9.2. Statistical parametric speech synthesis#

While concatenative synthesis can reach highly natural synthesized speech, the approach is inherently limited by properties of the speech corpus used for the unit selection process. Concatenative systems can only produce speech whose constituent segments (e.g., diphones) have been pre-recorded. In order to make the synthesis sound natural, large amounts of speech from a single speaker must therefore be available. This limits the flexiblity of concatenative systems in producing different voices, speaking styles, emotional expressions, or other modifications to the sound that are common in everyday human communication.
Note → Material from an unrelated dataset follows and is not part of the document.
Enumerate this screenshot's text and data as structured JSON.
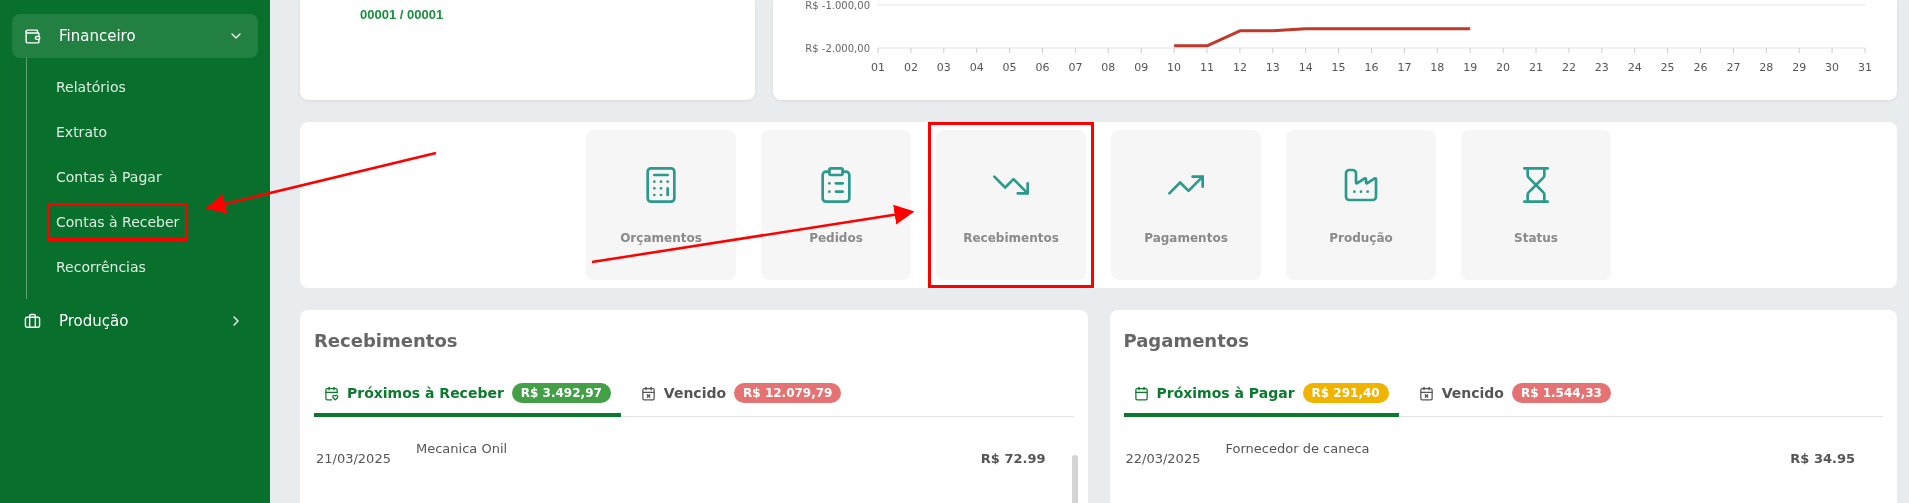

As an alternative to the concatenative approach, statistical parametric speech synthesis (SPSS) is another TTS approach that has become highly popular in the speech technology field. This is because it addresses the main limitation of the concatenative systems — the lack of flexibility — by generating the speech using statistical models of speech instead of relying on pre-recorded segments. These statistical models are learned from speech corpora using machine learning techniques, and they encode information of how speech evolves as a function of time in the context of a given input text.  In this respect, SPSS systems can be viewed as a mirror image of ASR systems: while an ASR system tries to convert speech from acoustic features to a string of words using machine learning models, an SPSS system tries to convert a string of words into acoustic features or directly to the acoustic waveform using machine learning models. Both ASR and SPSS systems are typically trained on a large amount of speech data with their transcriptions, resulting in a set of parameters that describe statistical characteristics of the speech data (hence “statistical parametric” speech synthesis).

SPSS_basic_pipeline.png Figure 1: A schematic view of an SPSS system.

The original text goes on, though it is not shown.